There’s that feeling again, like he’s ankle-deep in the ocean, but now it’s more pronounced, this uninhibited feeling in him that’s all nature, nothing constructed. He’s completely out of control of himself and of every guttural sob that wracks through him and of the way he speaks, nonsensically, words made entirely of emotion. His tears slow, gradually, and then all he can do is stare at Shane, who glows golden in the soft lamplight, and let himself be soothed. 

Each breath comes out in stuttered little gasps. Shane puts a hand on his chest and rubs, deep, as if he’s trying to smooth wrinkles out of him, and that helps a little. The pressure feels like his heart is being swaddled. It fills his lungs with cool air. Ilya is left numb and warm and blurred around the edges, every word he tries to speak disappearing on his heavy tongue before it can come to fruition. 

Being held like this makes him feel delicate as a butterfly’s wing, like he’s floating in cloudy warmth, chin-deep in a bubble bath. His sadness feels less heavy, like it’s sitting on his skin instead of under it. The nest of blankets surrounding him is a shield of protection.
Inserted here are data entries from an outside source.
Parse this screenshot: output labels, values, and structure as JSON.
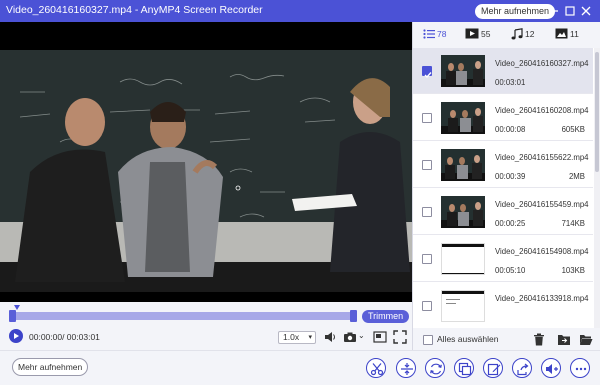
{
  "window": {
    "title": "Video_260416160327.mp4 - AnyMP4 Screen Recorder",
    "record_button": "Mehr aufnehmen"
  },
  "player": {
    "trim_button": "Trimmen",
    "time": "00:00:00/ 00:03:01",
    "speed": "1.0x"
  },
  "tabs": [
    {
      "icon": "list-icon",
      "count": "78"
    },
    {
      "icon": "video-icon",
      "count": "55"
    },
    {
      "icon": "music-icon",
      "count": "12"
    },
    {
      "icon": "image-icon",
      "count": "11"
    }
  ],
  "files": [
    {
      "name": "Video_260416160327.mp4",
      "duration": "00:03:01",
      "size": "",
      "selected": true
    },
    {
      "name": "Video_260416160208.mp4",
      "duration": "00:00:08",
      "size": "605KB",
      "selected": false
    },
    {
      "name": "Video_260416155622.mp4",
      "duration": "00:00:39",
      "size": "2MB",
      "selected": false
    },
    {
      "name": "Video_260416155459.mp4",
      "duration": "00:00:25",
      "size": "714KB",
      "selected": false
    },
    {
      "name": "Video_260416154908.mp4",
      "duration": "00:05:10",
      "size": "103KB",
      "selected": false
    },
    {
      "name": "Video_260416133918.mp4",
      "duration": "",
      "size": "",
      "selected": false
    }
  ],
  "panel": {
    "select_all": "Alles auswählen"
  },
  "bottom": {
    "record_button": "Mehr aufnehmen"
  },
  "colors": {
    "accent": "#4b52d6",
    "trim_track": "#a7a8e8"
  }
}
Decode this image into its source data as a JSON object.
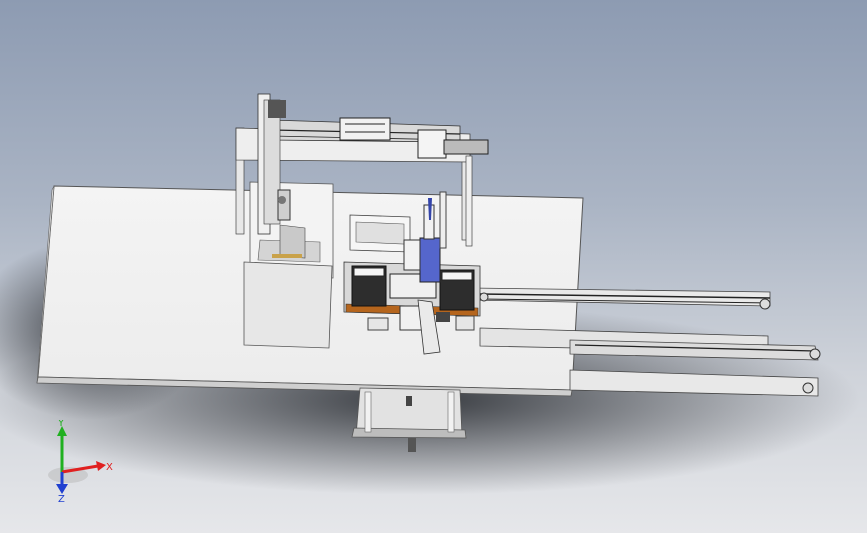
{
  "viewport": {
    "background_top": "#8d9bb2",
    "background_bottom": "#e6e7ea"
  },
  "triad": {
    "x_label": "X",
    "y_label": "Y",
    "z_label": "Z",
    "x_color": "#e02020",
    "y_color": "#20b020",
    "z_color": "#2040d0"
  }
}
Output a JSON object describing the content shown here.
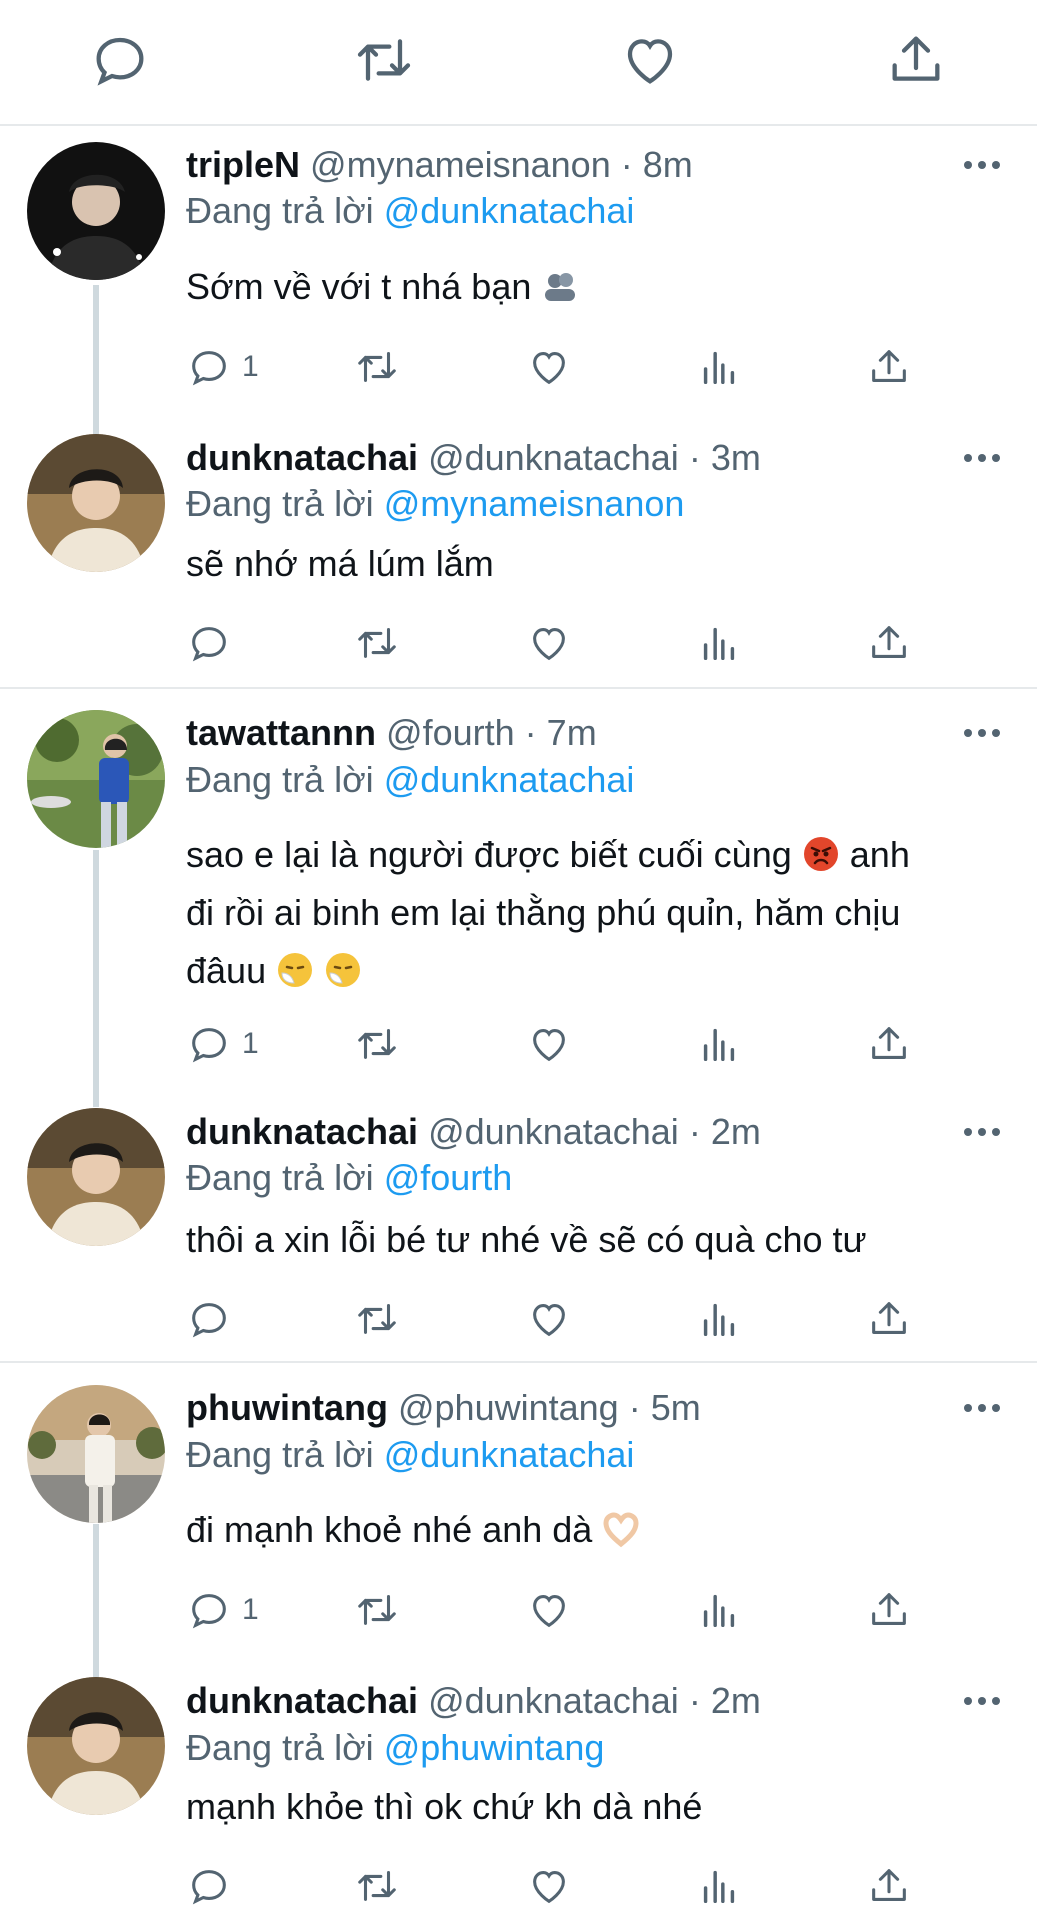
{
  "top_actions": [
    {
      "name": "reply-icon"
    },
    {
      "name": "retweet-icon"
    },
    {
      "name": "like-icon"
    },
    {
      "name": "share-icon"
    }
  ],
  "colors": {
    "accent": "#1d9bf0",
    "secondary_text": "#536471",
    "divider": "#e6e9eb",
    "thread_line": "#cfd9de"
  },
  "tweets": [
    {
      "name": "tripleN",
      "handle": "@mynameisnanon",
      "dot": "·",
      "time": "8m",
      "replying_prefix": "Đang trả lời",
      "mention": "@dunknatachai",
      "lines": [
        "Sớm về với t nhá bạn"
      ],
      "emoji": "busts-in-silhouette",
      "reply_count": "1"
    },
    {
      "name": "dunknatachai",
      "handle": "@dunknatachai",
      "dot": "·",
      "time": "3m",
      "replying_prefix": "Đang trả lời",
      "mention": "@mynameisnanon",
      "lines": [
        "sẽ nhớ má lúm lắm"
      ],
      "reply_count": ""
    },
    {
      "name": "tawattannn",
      "handle": "@fourth",
      "dot": "·",
      "time": "7m",
      "replying_prefix": "Đang trả lời",
      "mention": "@dunknatachai",
      "lines": [
        "sao e lại là người được biết cuối cùng",
        "anh",
        "đi rồi ai binh em lại thằng phú quỉn, hăm chịu",
        "đâuu"
      ],
      "emoji": "angry-face",
      "emoji2": "sneezing-face",
      "reply_count": "1"
    },
    {
      "name": "dunknatachai",
      "handle": "@dunknatachai",
      "dot": "·",
      "time": "2m",
      "replying_prefix": "Đang trả lời",
      "mention": "@fourth",
      "lines": [
        "thôi a xin lỗi bé tư nhé về sẽ có quà cho tư"
      ],
      "reply_count": ""
    },
    {
      "name": "phuwintang",
      "handle": "@phuwintang",
      "dot": "·",
      "time": "5m",
      "replying_prefix": "Đang trả lời",
      "mention": "@dunknatachai",
      "lines": [
        "đi mạnh khoẻ nhé anh dà"
      ],
      "emoji": "heart-hands",
      "reply_count": "1"
    },
    {
      "name": "dunknatachai",
      "handle": "@dunknatachai",
      "dot": "·",
      "time": "2m",
      "replying_prefix": "Đang trả lời",
      "mention": "@phuwintang",
      "lines": [
        "mạnh khỏe thì ok chứ kh dà nhé"
      ],
      "reply_count": ""
    }
  ]
}
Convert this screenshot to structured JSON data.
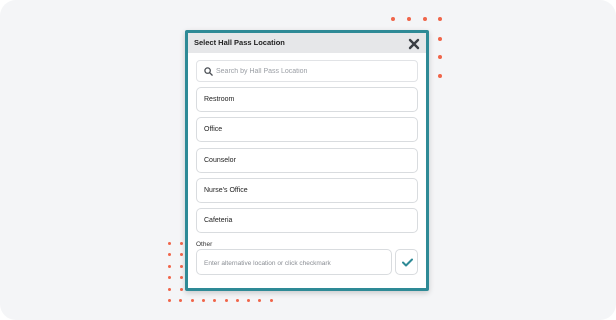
{
  "colors": {
    "accent": "#2e8a96",
    "dot": "#f0654a",
    "check": "#2e8a96"
  },
  "dialog": {
    "title": "Select Hall Pass Location",
    "close_icon": "close-icon"
  },
  "search": {
    "icon": "search-icon",
    "placeholder": "Search by Hall Pass Location",
    "value": ""
  },
  "locations": [
    {
      "label": "Restroom"
    },
    {
      "label": "Office"
    },
    {
      "label": "Counselor"
    },
    {
      "label": "Nurse's Office"
    },
    {
      "label": "Cafeteria"
    }
  ],
  "other": {
    "label": "Other",
    "placeholder": "Enter alternative location or click checkmark",
    "value": "",
    "confirm_icon": "checkmark-icon"
  }
}
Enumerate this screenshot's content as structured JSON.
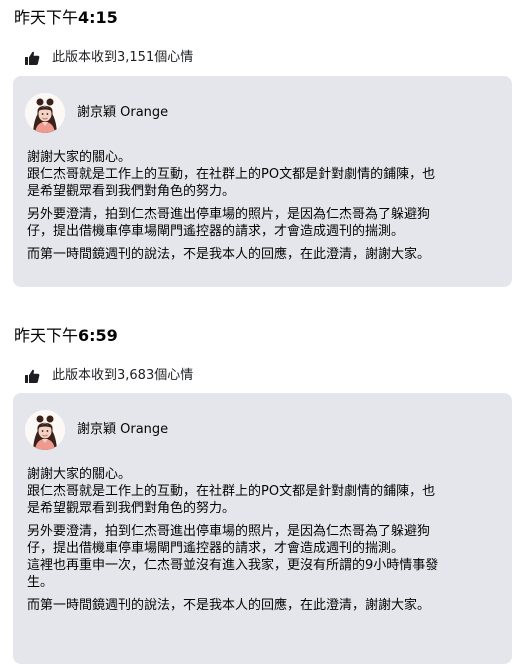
{
  "versions": [
    {
      "timestamp_prefix": "昨天下午",
      "timestamp_time": "4:15",
      "likes_text": "此版本收到3,151個心情",
      "author": "謝京穎 Orange",
      "paragraphs": [
        [
          "謝謝大家的關心。",
          "跟仁杰哥就是工作上的互動，在社群上的PO文都是針對劇情的鋪陳，也",
          "是希望觀眾看到我們對角色的努力。"
        ],
        [
          "另外要澄清，拍到仁杰哥進出停車場的照片，是因為仁杰哥為了躲避狗",
          "仔，提出借機車停車場閘門遙控器的請求，才會造成週刊的揣測。"
        ],
        [
          "而第一時間鏡週刊的說法，不是我本人的回應，在此澄清，謝謝大家。"
        ]
      ]
    },
    {
      "timestamp_prefix": "昨天下午",
      "timestamp_time": "6:59",
      "likes_text": "此版本收到3,683個心情",
      "author": "謝京穎 Orange",
      "paragraphs": [
        [
          "謝謝大家的關心。",
          "跟仁杰哥就是工作上的互動，在社群上的PO文都是針對劇情的鋪陳，也",
          "是希望觀眾看到我們對角色的努力。"
        ],
        [
          "另外要澄清，拍到仁杰哥進出停車場的照片，是因為仁杰哥為了躲避狗",
          "仔，提出借機車停車場閘門遙控器的請求，才會造成週刊的揣測。",
          "這裡也再重申一次，仁杰哥並沒有進入我家，更沒有所謂的9小時情事發",
          "生。"
        ],
        [
          "而第一時間鏡週刊的說法，不是我本人的回應，在此澄清，謝謝大家。"
        ]
      ]
    }
  ],
  "colors": {
    "card_background": "#e4e6eb",
    "text": "#050505",
    "like_icon": "#1c1e21"
  },
  "icons": {
    "like": "thumbs-up-icon"
  }
}
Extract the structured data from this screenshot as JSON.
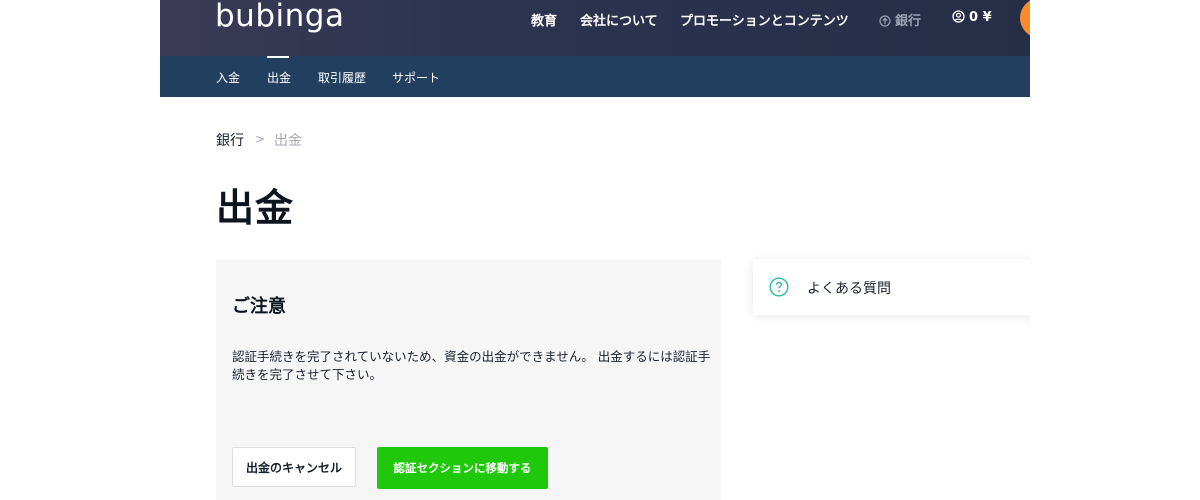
{
  "header": {
    "logo": "bubinga",
    "nav": [
      "教育",
      "会社について",
      "プロモーションとコンテンツ"
    ],
    "bank_label": "銀行",
    "balance": "0 ¥"
  },
  "subnav": {
    "items": [
      "入金",
      "出金",
      "取引履歴",
      "サポート"
    ],
    "active_index": 1
  },
  "breadcrumb": {
    "root": "銀行",
    "separator": ">",
    "current": "出金"
  },
  "page_title": "出金",
  "notice": {
    "title": "ご注意",
    "text": "認証手続きを完了されていないため、資金の出金ができません。 出金するには認証手続きを完了させて下さい。",
    "cancel_label": "出金のキャンセル",
    "verify_label": "認証セクションに移動する"
  },
  "faq": {
    "label": "よくある質問"
  },
  "colors": {
    "header_bg": "#2d3450",
    "subnav_bg": "#233f60",
    "accent_green": "#1fc80a",
    "accent_orange": "#ff8a2a",
    "faq_icon": "#2fb9a4"
  }
}
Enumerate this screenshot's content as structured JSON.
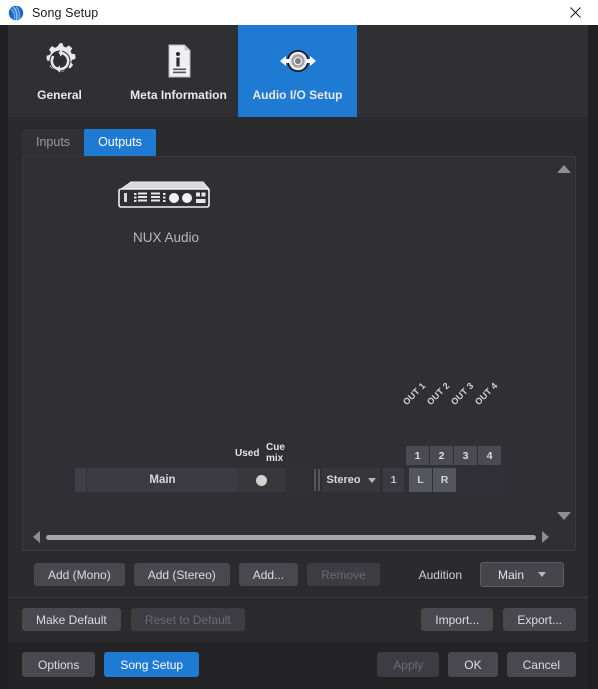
{
  "titlebar": {
    "title": "Song Setup",
    "app_icon": "app-sphere-icon",
    "close_icon": "close-icon"
  },
  "tabs": [
    {
      "label": "General",
      "icon": "gear-refresh-icon",
      "active": false
    },
    {
      "label": "Meta Information",
      "icon": "document-info-icon",
      "active": false
    },
    {
      "label": "Audio I/O Setup",
      "icon": "audio-io-jack-icon",
      "active": true
    }
  ],
  "subtabs": [
    {
      "label": "Inputs",
      "active": false
    },
    {
      "label": "Outputs",
      "active": true
    }
  ],
  "device": {
    "name": "NUX Audio",
    "icon": "audio-interface-icon"
  },
  "matrix": {
    "out_headers": [
      "OUT 1",
      "OUT 2",
      "OUT 3",
      "OUT 4"
    ],
    "channel_numbers": [
      "1",
      "2",
      "3",
      "4"
    ],
    "column_used": "Used",
    "column_cue_line1": "Cue",
    "column_cue_line2": "mix"
  },
  "bus_row": {
    "name": "Main",
    "used": true,
    "mode": "Stereo",
    "count": "1",
    "assignments": [
      "L",
      "R",
      "",
      ""
    ]
  },
  "add_row": {
    "add_mono": "Add (Mono)",
    "add_stereo": "Add (Stereo)",
    "add_more": "Add...",
    "remove": "Remove",
    "remove_disabled": true,
    "audition_label": "Audition",
    "audition_value": "Main"
  },
  "default_row": {
    "make_default": "Make Default",
    "reset_to_default": "Reset to Default",
    "reset_disabled": true,
    "import": "Import...",
    "export": "Export..."
  },
  "bottom_row": {
    "options": "Options",
    "song_setup": "Song Setup",
    "apply": "Apply",
    "apply_disabled": true,
    "ok": "OK",
    "cancel": "Cancel"
  },
  "colors": {
    "accent": "#1f7ad4",
    "window_bg": "#2b2b2e",
    "panel_bg": "#303034",
    "titlebar_bg": "#ffffff",
    "button_bg": "#48484e",
    "disabled_text": "#6a6a70"
  }
}
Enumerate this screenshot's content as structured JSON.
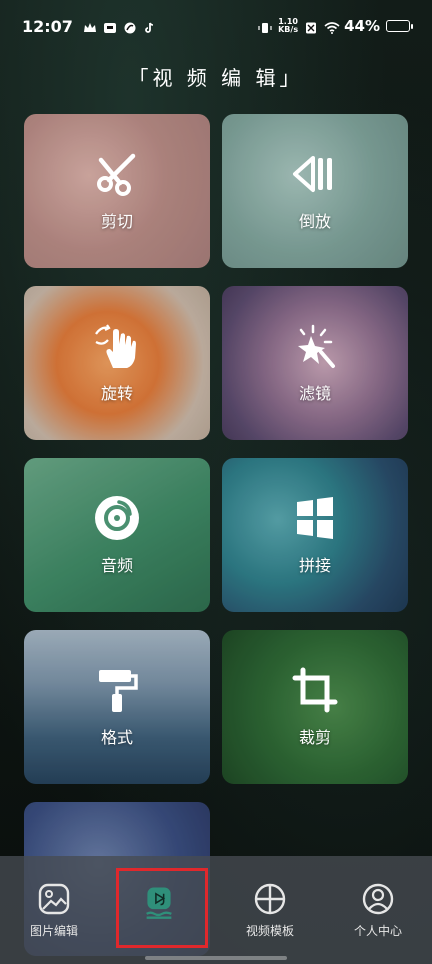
{
  "status_bar": {
    "time": "12:07",
    "net_speed_value": "1.10",
    "net_speed_unit": "KB/s",
    "battery_percent": "44%",
    "battery_level": 0.44
  },
  "page_title": "「视 频 编 辑」",
  "tools": [
    {
      "label": "剪切",
      "icon": "scissors-icon"
    },
    {
      "label": "倒放",
      "icon": "reverse-play-icon"
    },
    {
      "label": "旋转",
      "icon": "rotate-hand-icon"
    },
    {
      "label": "滤镜",
      "icon": "magic-wand-icon"
    },
    {
      "label": "音频",
      "icon": "music-disc-icon"
    },
    {
      "label": "拼接",
      "icon": "windows-grid-icon"
    },
    {
      "label": "格式",
      "icon": "paint-roller-icon"
    },
    {
      "label": "裁剪",
      "icon": "crop-icon"
    }
  ],
  "bottom_nav": [
    {
      "label": "图片编辑",
      "icon": "image-icon"
    },
    {
      "label": "",
      "icon": "video-play-icon",
      "active": true
    },
    {
      "label": "视频模板",
      "icon": "template-grid-icon"
    },
    {
      "label": "个人中心",
      "icon": "user-icon"
    }
  ],
  "colors": {
    "active_tab_accent": "#2f8f7a",
    "highlight_box": "#e0282c"
  }
}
Shane sighs comfortably and Ilya feels his exhale on his face, breathes in quickly to be full of him. 

“That feel okay?” Shane says, hand petting gently down the middle of Ilya’s chest. When Ilya nods, he smiles fondly, eyes crinkling, and leans in to kiss his forehead. His lips stay close, gentle and soft when he whispers, “I love you,” against the arch of his eyebrow. 

Ilya tips his head back and purses his lips, so much love in his heart he aches with it, and Shane kisses him, an innocent, closed-mouthed thing. It satisfies the animal in Ilya’s chest, the one who needs to be touched. Finally, he is safe in his body and the haze he’s stuck in. 

Shane holds him and rocks him for what feels like hours. Eventually, Ilya begins to come back to himself. His body feels more like his, more present; his breaths even out and deepen until the pain in his chest is just a memory; the smallness he felt crumbles away into something almost normal, still tender with grief but no longer so lost. 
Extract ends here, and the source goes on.